As pessoas estão sempre me perguntando como fazer para escrever bem,
como se houvesse uma receita mágica. Tenho dito e redito que ler faz
bem e escrever sempre deve ser um hábito.
O escultor não faz uma bela estatueta na primeira vez em que entra em
contato com o barro. No começo, ele é dominado pelo barro, sua
obra não tem elasticidade. O belo só vai aparecer quando o escultor
dominar o barro, fazer dele o que desejar.
Não é diferente com a escrita. E se o texto for literário
(artístico), liberar-se é uma necessidade, não só
para o escritor, mas para todos os artistas. Outro dia um amigo me confessou:
- Cara, tomei vodca e produzi alguns textos irreconhecíveis, nem pareciam
ser meus de tão belos...
Não estou aqui estimulando o uso de drogas, mas às vezes elas
são necessárias na criação se a pessoa for muito
travada por dentro.
Soltar a franga, produzir sem censura, não ter medo do ridículo,
não se preocupar se for chamado de louco deve ser preocupação
de todo artista. Não existe nada mais anticriativo do que o preconceito
e as convenções sociais. Desvencilhar-se do censor interno é
uma necessidade.
Depois de o texto (ou o esboço da obra) estar definido, do transe criativo
encerrado, o artista vai chamar a razão para configurá-lo com
mais rigor, trabalhando a forma. Cortar obsessivamente palavras, como escreveu
Blaise Pascal: "Fiz esta carta mais longa porque não tive tempo
de fazê-la curta".
Manuel Bandeira demorou 20 anos para publicar Pasárgada. Mário
de Andrade escreveu Macunaíma em 15 dias, demorou dois anos para publicá-lo.

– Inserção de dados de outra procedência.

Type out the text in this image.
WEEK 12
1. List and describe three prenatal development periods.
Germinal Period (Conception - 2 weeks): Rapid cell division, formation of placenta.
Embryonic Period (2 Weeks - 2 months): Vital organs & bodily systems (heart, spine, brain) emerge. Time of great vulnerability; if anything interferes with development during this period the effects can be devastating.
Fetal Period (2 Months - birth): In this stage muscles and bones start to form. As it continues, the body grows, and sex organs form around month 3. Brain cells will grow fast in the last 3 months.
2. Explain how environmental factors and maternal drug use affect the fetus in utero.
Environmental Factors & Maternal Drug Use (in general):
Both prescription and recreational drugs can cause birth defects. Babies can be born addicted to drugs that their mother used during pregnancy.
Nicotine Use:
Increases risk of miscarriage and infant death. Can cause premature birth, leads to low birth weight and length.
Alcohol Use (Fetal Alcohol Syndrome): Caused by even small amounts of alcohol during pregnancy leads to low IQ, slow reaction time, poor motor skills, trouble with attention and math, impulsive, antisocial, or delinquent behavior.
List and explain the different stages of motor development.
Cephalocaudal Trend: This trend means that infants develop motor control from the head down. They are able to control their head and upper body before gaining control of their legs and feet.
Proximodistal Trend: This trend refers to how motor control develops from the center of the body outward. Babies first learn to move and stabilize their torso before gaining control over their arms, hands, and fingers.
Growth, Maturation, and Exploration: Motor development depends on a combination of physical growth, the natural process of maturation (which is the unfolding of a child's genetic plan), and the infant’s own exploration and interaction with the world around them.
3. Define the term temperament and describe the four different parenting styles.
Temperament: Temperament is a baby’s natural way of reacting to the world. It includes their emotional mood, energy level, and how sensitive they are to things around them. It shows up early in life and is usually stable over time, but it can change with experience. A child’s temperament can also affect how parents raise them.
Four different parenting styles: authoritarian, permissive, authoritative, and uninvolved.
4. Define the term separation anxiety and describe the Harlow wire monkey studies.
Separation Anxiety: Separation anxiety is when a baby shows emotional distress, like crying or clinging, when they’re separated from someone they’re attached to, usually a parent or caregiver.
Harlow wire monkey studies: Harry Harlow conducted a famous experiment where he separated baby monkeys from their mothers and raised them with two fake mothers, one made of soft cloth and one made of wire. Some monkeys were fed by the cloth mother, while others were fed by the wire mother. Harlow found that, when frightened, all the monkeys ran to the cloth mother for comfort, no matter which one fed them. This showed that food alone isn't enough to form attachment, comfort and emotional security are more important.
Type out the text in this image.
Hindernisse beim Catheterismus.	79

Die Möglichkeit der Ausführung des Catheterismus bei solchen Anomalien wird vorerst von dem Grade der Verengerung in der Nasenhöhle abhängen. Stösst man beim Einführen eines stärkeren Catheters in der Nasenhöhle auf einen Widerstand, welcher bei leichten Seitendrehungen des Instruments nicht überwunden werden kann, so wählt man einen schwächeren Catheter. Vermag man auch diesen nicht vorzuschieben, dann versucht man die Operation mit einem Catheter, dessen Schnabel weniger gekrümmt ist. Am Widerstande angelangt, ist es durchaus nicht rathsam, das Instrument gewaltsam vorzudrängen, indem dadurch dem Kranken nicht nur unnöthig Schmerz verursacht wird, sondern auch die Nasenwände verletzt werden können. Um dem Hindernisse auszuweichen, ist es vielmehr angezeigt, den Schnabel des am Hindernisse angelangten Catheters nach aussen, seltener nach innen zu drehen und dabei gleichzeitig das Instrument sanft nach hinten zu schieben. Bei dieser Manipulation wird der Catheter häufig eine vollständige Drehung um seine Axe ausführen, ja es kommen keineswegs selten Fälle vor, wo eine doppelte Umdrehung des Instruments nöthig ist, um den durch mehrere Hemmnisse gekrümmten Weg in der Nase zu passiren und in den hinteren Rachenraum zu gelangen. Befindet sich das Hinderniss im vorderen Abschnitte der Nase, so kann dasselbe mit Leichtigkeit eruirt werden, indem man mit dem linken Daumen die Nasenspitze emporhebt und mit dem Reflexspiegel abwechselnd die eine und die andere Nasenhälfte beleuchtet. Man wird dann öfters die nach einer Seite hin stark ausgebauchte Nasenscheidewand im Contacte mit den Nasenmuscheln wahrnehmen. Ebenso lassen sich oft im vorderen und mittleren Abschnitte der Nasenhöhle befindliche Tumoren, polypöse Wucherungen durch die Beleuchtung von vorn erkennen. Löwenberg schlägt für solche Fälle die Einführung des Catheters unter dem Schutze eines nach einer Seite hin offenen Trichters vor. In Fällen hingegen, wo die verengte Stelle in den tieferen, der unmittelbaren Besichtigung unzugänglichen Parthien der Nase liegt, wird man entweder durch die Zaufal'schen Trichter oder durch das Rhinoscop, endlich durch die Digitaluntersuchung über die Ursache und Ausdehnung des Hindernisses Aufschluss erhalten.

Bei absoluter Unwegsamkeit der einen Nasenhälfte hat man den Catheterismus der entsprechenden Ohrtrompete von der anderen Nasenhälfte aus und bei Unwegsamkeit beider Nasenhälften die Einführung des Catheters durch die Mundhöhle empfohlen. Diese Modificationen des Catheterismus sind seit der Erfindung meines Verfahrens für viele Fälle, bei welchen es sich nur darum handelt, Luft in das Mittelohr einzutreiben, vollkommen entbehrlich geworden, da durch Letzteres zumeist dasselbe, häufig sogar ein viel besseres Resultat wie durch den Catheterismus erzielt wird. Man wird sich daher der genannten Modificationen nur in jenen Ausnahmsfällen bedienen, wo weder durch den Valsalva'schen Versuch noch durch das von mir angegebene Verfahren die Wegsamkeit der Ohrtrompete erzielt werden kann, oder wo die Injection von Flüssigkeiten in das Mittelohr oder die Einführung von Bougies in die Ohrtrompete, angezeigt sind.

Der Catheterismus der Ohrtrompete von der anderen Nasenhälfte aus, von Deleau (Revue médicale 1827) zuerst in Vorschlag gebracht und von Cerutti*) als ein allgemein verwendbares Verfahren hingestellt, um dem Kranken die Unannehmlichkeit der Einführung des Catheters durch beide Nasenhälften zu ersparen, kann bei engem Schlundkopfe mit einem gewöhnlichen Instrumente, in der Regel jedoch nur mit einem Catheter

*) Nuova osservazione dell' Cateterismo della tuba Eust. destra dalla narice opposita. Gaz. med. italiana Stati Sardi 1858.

O artista burila, tira as imperfeições, vai enfeitando a sua obra,
como a bordadeira o faz com os tecidos. Você, caro leitor, não
precisa chegar a este exagero, mas deixar o texto dormir no HD de seu computador
faz muito bem. Até acordá-lo para outra revisão.
Outra pergunta que sempre surge: De onde vem a inspiração? Esquece-se
o inquiridor da transpiração. Não desejo a esterilidade
parnasiana, mas vejo o emocionalismo romântico de soslaio.
Vou reproduzir a letra da música "Transpiração",
de Pedro Luís, da banda carioca "A Parede", cantada por Ney
Matogrosso, porque ela é muito bela e não merece ser parafraseada:
A inspiração vem de onde/ Pergunta pra mim alguém/
Respondo talvez de longe/ De avião, barco ou ponte/Vem com meu bem de
Belém/ Vem com você nesse trem/Nas entrelinhas de um livro/ Da
morte de um ser vivo/Das veias de um coração/ Vem de um gesto
preciso/Vem de um amor, vem do riso/ Vem por alguma razão/Vem pelo sim,
pelo não/ Vem pelo mar gaivota/Vem pelos bichos da mata/ Vem lá
do céu, vem do chão/Vem da medida exata/ Vem dentro da tua carta/Vem
do Azerbaijão/ Vem pela transpiração/[...]/ Vem da tristeza,
alegria/ Do canto da cotovia/Vem do luar do sertão/ Vem de uma noite
fria/Vem olha só quem diria/ Vem pelo raio e trovão/
No beijo dessa paixão. [...]
E eu resumo: a inspiração vem da vida. A arte encanta com o frescor
do olhar do artista, daquele jeito singular de ver o mundo, do estranhamento.